By Andrea Thomaz, The University of Texas at Austin, USA, athomaz@ece.utexas.edu | Guy Hoffman, Cornell University, USA, hoffman@cornell.edu | Maya Cakmak, University of Washington, USA, mcakmak@uw.edu
We present a systematic survey of computational research in humanrobot interaction (HRI) over the past decade. Computational HRI is the subset of the field that is specifically concerned with the algorithms, techniques, models, and frameworks necessary to build robotic systems that engage in social interactions with humans. Within the field of robotics, HRI poses distinct computational challenges in each of the traditional core research areas: perception, manipulation, planning, task execution, navigation, and learning. These challenges are addressed by the research literature surveyed here. We surveyed twelve publication venues and include work that tackles computational HRI challenges, categorized into eight topics: (a) perceiving humans and their activities; (b) generating and understanding verbal expression; (c) generating and understanding non-verbal behaviors; (d) modeling, expressing, and understanding emotional states; (e) recognizing and conveying intentional action; (f) collaborating with humans; (g) navigating with and around humans; and (h) learning from humans in a social manner. For each topic, we suggest promising future research areas.
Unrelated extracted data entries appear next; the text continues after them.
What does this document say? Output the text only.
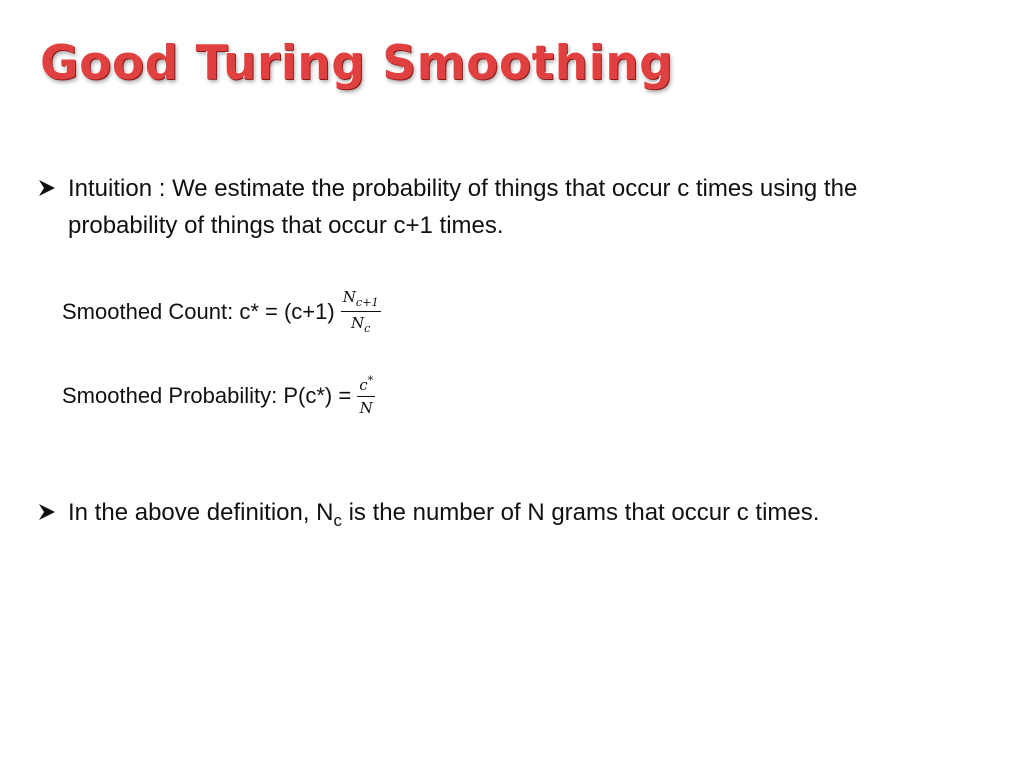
Good Turing Smoothing
Intuition : We estimate the probability of things that occur c times using the probability of things that occur c+1 times.
Smoothed Count: $c* = (c+1) \frac{N_{c+1}}{N_c}$
Smoothed Probability: $P(c*) = \frac{c^*}{N}$
In the above definition, $N_c$ is the number of N grams that occur c times.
The field of human-robot interaction (HRI) is expanding and maturing and HRI is a research topic which is increasingly solicited and included in the broader robotics community. Computational Human-Robot Interaction provides the reader with a systematic overview of the field of HRI over the past decade, with a focus on the computational frameworks, algorithms, techniques, and models currently used to enable robots to interact with humans.
Within the field of robotics, HRI poses distinct computational challenges, in each of the traditional core research areas: perception, manipulation, planning, task execution, navigation, and learning. Computational Human-Robot Interaction addresses these challenges by surveying 12 publication venues and including work that tackles computational HRI challenges, categorized along eight topics: (1) perceiving humans and their activities; (2) generating and understanding verbal expression; (3) generating and understanding non-verbal behaviors; (4) modeling, expressing, and understanding emotional states; (5) recognizing and conveying intentional action; (6) collaborating with humans; (7) navigating with and around humans; and (8) learning from humans in a social manner. For each topic, promising future research areas are identified.
Computational Human-Robot Interaction is an ideal reference for any researcher who wants to understand the research that has been done so far in the area, and potentially get involved with their own avenue of research.